The words of the gentle Christ – meek and mild. Far be it for Him to overturn the money tables, and whip the interlopers out of the temple! Which Christ would we follow? The real Christ as revealed in the Bible? Or would we prefer a Christ who would hide behind platitudes, behind circumlocution, behind collegiality, behind committees and behind an organisation?

We are told that the Lambeth conference was expressly designed not to make decisions, but to rebuild trust and confidence in Anglicanism. Well, what do we make of this? Regarding the first aim, we must adjudge it a success. No decisions could have been passed in a meeting so manipulated to achieve nothing of significance.
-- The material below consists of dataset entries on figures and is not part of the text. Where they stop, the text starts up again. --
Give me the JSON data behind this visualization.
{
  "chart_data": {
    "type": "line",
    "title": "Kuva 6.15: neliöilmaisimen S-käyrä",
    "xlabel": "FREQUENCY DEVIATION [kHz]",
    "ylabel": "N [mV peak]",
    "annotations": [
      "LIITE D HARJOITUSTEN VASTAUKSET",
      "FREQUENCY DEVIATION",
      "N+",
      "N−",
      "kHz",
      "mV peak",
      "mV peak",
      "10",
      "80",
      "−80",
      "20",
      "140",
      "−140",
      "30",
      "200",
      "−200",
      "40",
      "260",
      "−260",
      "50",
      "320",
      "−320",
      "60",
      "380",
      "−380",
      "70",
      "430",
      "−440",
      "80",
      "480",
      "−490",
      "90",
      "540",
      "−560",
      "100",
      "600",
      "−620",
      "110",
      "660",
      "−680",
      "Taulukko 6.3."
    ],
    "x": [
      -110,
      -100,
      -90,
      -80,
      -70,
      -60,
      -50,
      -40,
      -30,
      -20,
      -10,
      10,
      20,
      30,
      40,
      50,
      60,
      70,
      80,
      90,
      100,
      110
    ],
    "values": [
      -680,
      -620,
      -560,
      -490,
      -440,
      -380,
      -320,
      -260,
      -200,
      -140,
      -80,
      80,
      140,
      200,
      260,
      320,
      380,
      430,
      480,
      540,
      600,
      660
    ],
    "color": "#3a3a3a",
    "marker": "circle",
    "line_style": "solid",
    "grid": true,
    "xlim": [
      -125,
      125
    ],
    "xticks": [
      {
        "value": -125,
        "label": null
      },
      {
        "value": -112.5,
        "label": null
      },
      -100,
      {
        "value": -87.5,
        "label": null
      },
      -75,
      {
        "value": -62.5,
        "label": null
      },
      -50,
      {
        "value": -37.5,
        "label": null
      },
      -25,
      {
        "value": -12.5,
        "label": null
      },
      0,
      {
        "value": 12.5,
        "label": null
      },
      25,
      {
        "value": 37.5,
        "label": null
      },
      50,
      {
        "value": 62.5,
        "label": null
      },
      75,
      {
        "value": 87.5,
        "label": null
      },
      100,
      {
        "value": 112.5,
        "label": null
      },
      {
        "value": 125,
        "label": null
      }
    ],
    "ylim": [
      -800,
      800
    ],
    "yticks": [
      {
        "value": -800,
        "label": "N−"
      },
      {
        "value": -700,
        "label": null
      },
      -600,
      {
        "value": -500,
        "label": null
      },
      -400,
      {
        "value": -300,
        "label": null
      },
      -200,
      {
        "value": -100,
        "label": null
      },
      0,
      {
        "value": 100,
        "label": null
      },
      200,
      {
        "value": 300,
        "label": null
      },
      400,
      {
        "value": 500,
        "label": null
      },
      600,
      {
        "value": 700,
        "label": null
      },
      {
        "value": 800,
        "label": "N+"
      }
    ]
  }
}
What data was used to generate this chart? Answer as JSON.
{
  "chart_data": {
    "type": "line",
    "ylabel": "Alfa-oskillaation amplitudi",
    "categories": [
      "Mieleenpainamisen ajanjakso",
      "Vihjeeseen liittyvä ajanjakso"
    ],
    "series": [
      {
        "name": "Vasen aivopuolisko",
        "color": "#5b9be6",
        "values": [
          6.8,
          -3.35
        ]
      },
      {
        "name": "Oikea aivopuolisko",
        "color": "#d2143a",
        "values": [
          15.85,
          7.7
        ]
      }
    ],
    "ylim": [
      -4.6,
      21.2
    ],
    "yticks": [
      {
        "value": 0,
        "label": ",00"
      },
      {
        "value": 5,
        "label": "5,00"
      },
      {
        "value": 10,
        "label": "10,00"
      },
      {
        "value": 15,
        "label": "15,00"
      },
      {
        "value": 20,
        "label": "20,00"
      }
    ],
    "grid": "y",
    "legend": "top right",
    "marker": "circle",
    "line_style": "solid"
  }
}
Regarding the second aim, rebuilding ‘trust and confidence’, perhaps we may answer with a question. On what foundation is Anglicanism based? Should we rejoice in the friendship amongst Bishops, or should we desire the friendship of Christ? Without the Cornerstone, the rest is mere chasing after the wind.

Let us submit then, that in as much as the conference aims were towards a lukewarm outcome, they were remarkably successful. As an example of an abdication of responsibility and authority, Lambeth ended on a high note.

So what now? It is hard to escape the conclusion that the lampstand now passes to others who will be willing to make the hard decisions and difficult choices that will lead to the restoration of the sick patient and the eventual repair of the tear in the fabric of the life of the Church.